Ingredientes y Preparación
Precalentar el horno a 180ºC y preparar el molde, mejor si es desmontable, engrasándolo con aceite o mantequilla. Como siempre, engrasa bien el molde que luego no tengamos sustos. Si, además, quieres añadir papel sulfurizado debajo para que resulte aún más fácil, mejor que mejor. En cuanto al tamaño del molde, de 20 cm queda perfecto. Forramos y engrasamos con spray desmoldante o mantequilla un molde de 18 cm de diámetro.
Separar las yemas de las claras de los huevos y reservar estas aparte. Añadir a las yemas el azúcar y la ralladura de limón y mandarina, procurando no echar la parte blanca de la fruta para que no amargue. Batir muy bien con batidora de varillas hasta que se vuelva una crema espesa, pálida y homogénea. Para montar los huevos y el azúcar, yo utilicé mi robot de cocina, pero con unas varillas eléctricas puedes hacerlo maravillosamente. Incluso con unas manuales si le echas ganas.
Mismo caso de lo que vamos a hacer con el limón, al cual solo vamos a recurrir para rallar su piel y dar el aroma y sabor tan característicos al bizcocho. Ten presente que cuanta más ralladura agregues, más sabor tendrá el bizcocho.
Añadir la almendra molida y el almidón de maíz. Antes de agregar la harina y la levadura, acuérdate de tamizarlas. Coge un tamiz o un colador de malla fina y agítalo mientras vas dejando pasar ambos ingredientes. De esta manera la masa no tendrá grumos ni apelmazamientos y el resultado final será perfecto.
Añadimos un punto de sal y las batimos con las varillas eléctricas hasta que estén a punto de nieve. Incorporarlas poco a poco a la masa de yemas, con movimiendos suaves y envolventes.
Llenar el molde y hornear durante unos 30-35 minutos, o hasta que al pincar el centro con un palillo salga limpio. En cuanto al tiempo de horneado, 45 minutos a 180º. Comprobaremos que el bizcocho está hecho cuando pinchemos con un palillo y este salga seco, ya que cada horno es un mundo y puede variar un poco el tiempo. También puedes usar la punta del cuchillo o un palillo. Para saber si está hecho, haz la prueba de la brocheta.
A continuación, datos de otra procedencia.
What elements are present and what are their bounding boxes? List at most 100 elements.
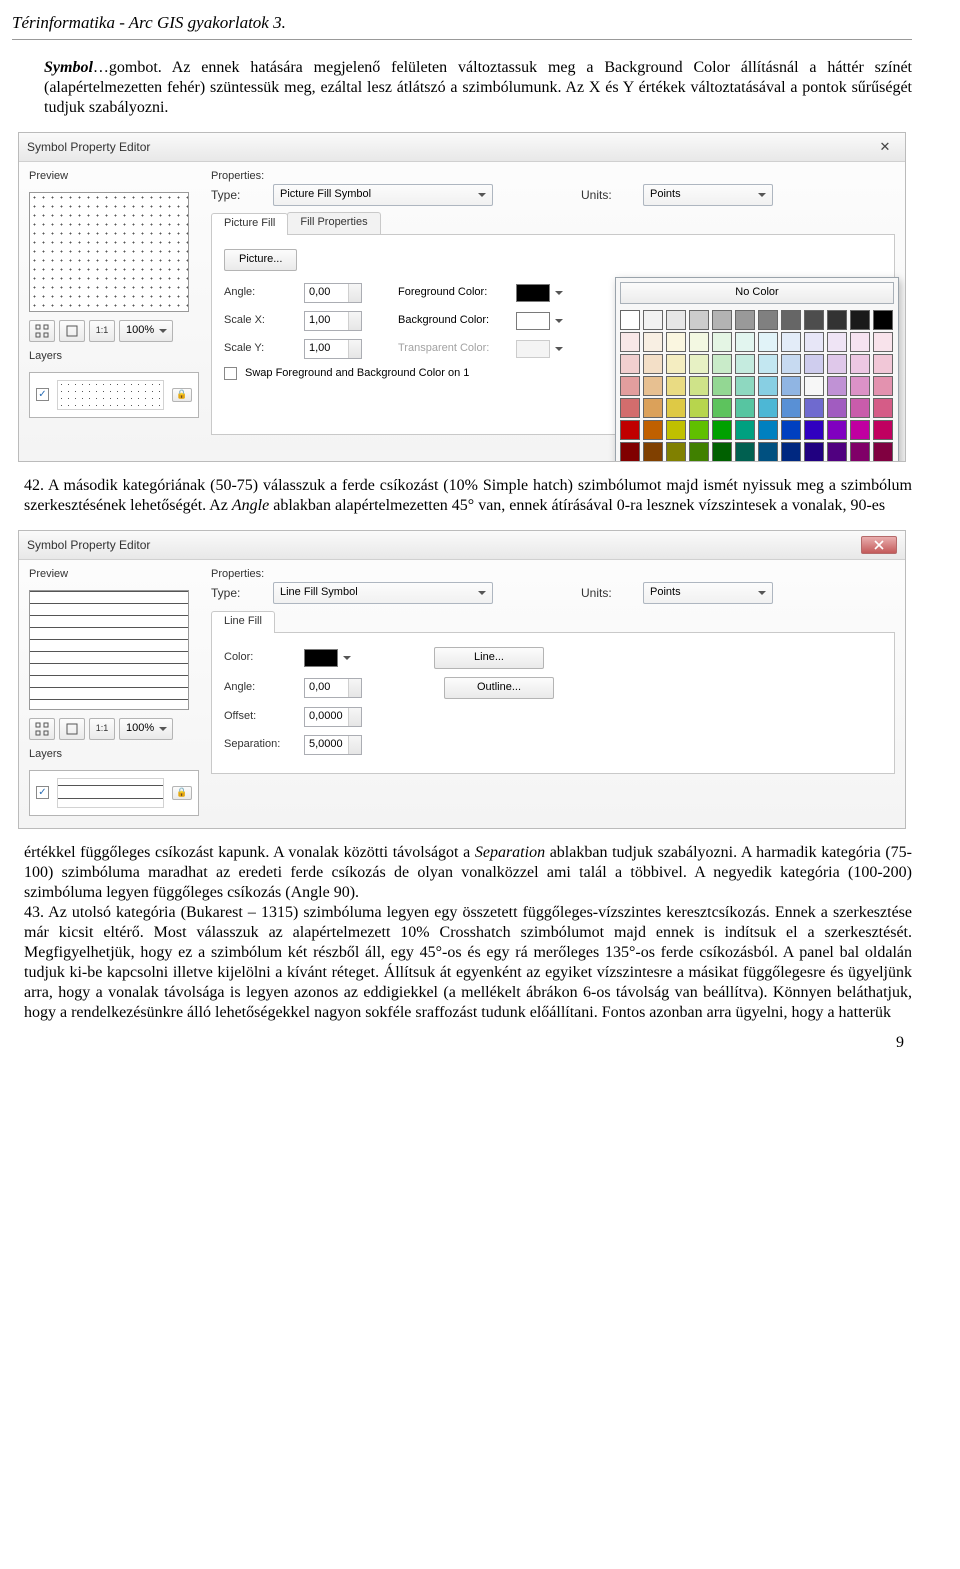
color-swatch-cell[interactable] (620, 354, 640, 374)
color-swatch-cell[interactable] (758, 310, 778, 330)
color-swatch-cell[interactable] (689, 354, 709, 374)
color-swatch-cell[interactable] (712, 310, 732, 330)
color-swatch-cell[interactable] (827, 376, 847, 396)
color-swatch-cell[interactable] (735, 376, 755, 396)
color-swatch-cell[interactable] (735, 332, 755, 352)
color-swatch-cell[interactable] (666, 420, 686, 440)
color-swatch-cell[interactable] (643, 310, 663, 330)
color-swatch-cell[interactable] (850, 332, 870, 352)
type-dropdown[interactable]: Line Fill Symbol (273, 582, 493, 604)
color-swatch-cell[interactable] (873, 376, 893, 396)
color-swatch-cell[interactable] (712, 420, 732, 440)
color-swatch-cell[interactable] (689, 420, 709, 440)
color-swatch-cell[interactable] (666, 376, 686, 396)
scalex-input[interactable]: 1,00 (304, 311, 362, 331)
color-swatch-cell[interactable] (620, 310, 640, 330)
units-dropdown[interactable]: Points (643, 184, 773, 206)
color-swatch-cell[interactable] (850, 354, 870, 374)
color-swatch-cell[interactable] (827, 442, 847, 462)
color-swatch-cell[interactable] (758, 354, 778, 374)
color-swatch-cell[interactable] (850, 442, 870, 462)
color-swatch-cell[interactable] (643, 332, 663, 352)
outline-button[interactable]: Outline... (444, 677, 554, 699)
color-swatch-cell[interactable] (850, 310, 870, 330)
color-swatch-cell[interactable] (781, 332, 801, 352)
offset-input[interactable]: 0,0000 (304, 707, 362, 727)
color-swatch-cell[interactable] (850, 376, 870, 396)
separation-input[interactable]: 5,0000 (304, 735, 362, 755)
preview-tool-1to1[interactable]: 1:1 (89, 320, 115, 342)
color-swatch-cell[interactable] (643, 376, 663, 396)
scaley-input[interactable]: 1,00 (304, 339, 362, 359)
layer-strip[interactable] (57, 380, 164, 410)
color-swatch-cell[interactable] (781, 376, 801, 396)
color-swatch-cell[interactable] (758, 442, 778, 462)
color-swatch-cell[interactable] (850, 398, 870, 418)
color-swatch-cell[interactable] (712, 442, 732, 462)
tab-fill-properties[interactable]: Fill Properties (287, 212, 380, 234)
preview-tool-1to1[interactable]: 1:1 (89, 718, 115, 740)
color-swatch-cell[interactable] (781, 420, 801, 440)
color-swatch-cell[interactable] (804, 332, 824, 352)
color-swatch-cell[interactable] (873, 398, 893, 418)
color-swatch-cell[interactable] (781, 354, 801, 374)
color-swatch-cell[interactable] (804, 376, 824, 396)
color-swatch-cell[interactable] (735, 420, 755, 440)
color-swatch-cell[interactable] (873, 354, 893, 374)
color-swatch-cell[interactable] (666, 310, 686, 330)
layer-strip[interactable] (57, 778, 164, 808)
color-swatch-cell[interactable] (735, 310, 755, 330)
color-swatch-cell[interactable] (758, 398, 778, 418)
color-swatch-cell[interactable] (781, 310, 801, 330)
color-swatch-cell[interactable] (850, 420, 870, 440)
zoom-dropdown[interactable]: 100% (119, 320, 173, 342)
color-swatch-cell[interactable] (620, 442, 640, 462)
color-swatch-cell[interactable] (758, 376, 778, 396)
color-swatch-cell[interactable] (873, 310, 893, 330)
color-swatch-cell[interactable] (804, 442, 824, 462)
preview-tool-2[interactable] (59, 718, 85, 740)
swap-checkbox[interactable] (224, 367, 237, 380)
color-swatch-cell[interactable] (689, 332, 709, 352)
color-swatch-cell[interactable] (643, 420, 663, 440)
close-icon[interactable]: ✕ (873, 138, 897, 156)
color-swatch-cell[interactable] (689, 376, 709, 396)
color-swatch-cell[interactable] (827, 398, 847, 418)
color-swatch-cell[interactable] (666, 332, 686, 352)
color-swatch-cell[interactable] (804, 310, 824, 330)
color-swatch-cell[interactable] (827, 420, 847, 440)
color-swatch-cell[interactable] (712, 376, 732, 396)
color-swatch-cell[interactable] (620, 398, 640, 418)
color-swatch-cell[interactable] (758, 332, 778, 352)
color-swatch[interactable] (304, 649, 338, 667)
preview-tool-2[interactable] (59, 320, 85, 342)
preview-tool-1[interactable] (29, 718, 55, 740)
color-swatch-cell[interactable] (735, 398, 755, 418)
units-dropdown[interactable]: Points (643, 582, 773, 604)
no-color-button[interactable]: No Color (620, 282, 894, 304)
color-swatch-cell[interactable] (781, 442, 801, 462)
bg-color-swatch[interactable] (516, 312, 550, 330)
color-swatch-cell[interactable] (666, 354, 686, 374)
color-swatch-cell[interactable] (643, 354, 663, 374)
color-swatch-cell[interactable] (758, 420, 778, 440)
color-swatch-cell[interactable] (689, 310, 709, 330)
color-swatch-cell[interactable] (643, 442, 663, 462)
color-swatch-cell[interactable] (689, 442, 709, 462)
color-swatch-cell[interactable] (712, 332, 732, 352)
color-swatch-cell[interactable] (689, 398, 709, 418)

Esperar un poco antes de desmoldar y dejar enfriar sobre una rejilla. Retiramos el bizcocho del horno y lo dejamos reposar sobre una rejilla. Una vez frío, ya lo podemos servir.

Variaciones y Consejos
Incluso a pesar de su sencillez, puedes hacer varias versiones de esta receta. Como decía antes, no es casualidad que la almendra sea un tesoro en la repostería desde hace siglos. No solo te sirve para hacer este bizcocho de almendra de la abuela, sino que también es necesario para el tradicional postre suizo Rüeblitorte, para el bizcocho de membrillo y almendra, el bizcocho de semillas de alcaravea, los Panellets de almendra y muchos más. Y si te apetece preparar algo crujiente, haz unas galletas de almendra con ellas.
Para una opción más esponjosa, te recomendamos que batas las yemas con el azúcar por un lado y las claras por el otro. Luego, únelas con el resto de ingredientes.
En el momento de realizar la masa del bizcocho, agrega unas perlitas de chocolate negro. También puedes añadir unas grosellas o unos arándanos.
El bizcocho de almendra, mandarina y limón es ideal para desayunos y meriendas, con café, leche o chocolate espeso. Es difícil resistirse a un trozo de este delicioso bizcocho de almendra. Todo un clásicoIdeal para servir a la hora del desayuno o la merienda de toda la familia, este bizcocho de yogur lo pueden realizar sin problemas todo tipo de cocineros, tanto los que se están iniciando en el mundo de la repostería como los que son más experimentados. A todos les quedará perfecto.
¿Es un PASTEL de almendras, un BIZCOCHO ó una TARTA?. SIN HARINA / Gluten Free / Receta EXPRÉS
Este bizcocho de almendra es perfecto para hacer cuando se tiene tiempo libre con tu familia. Lo bueno de estas recetas de bizcochos que las puedes hacer un domingo y te pueden durar toda la semana si las conservas bien. Aunque te aseguro que este bizcocho con lo rico que está no creo que llegue al martes.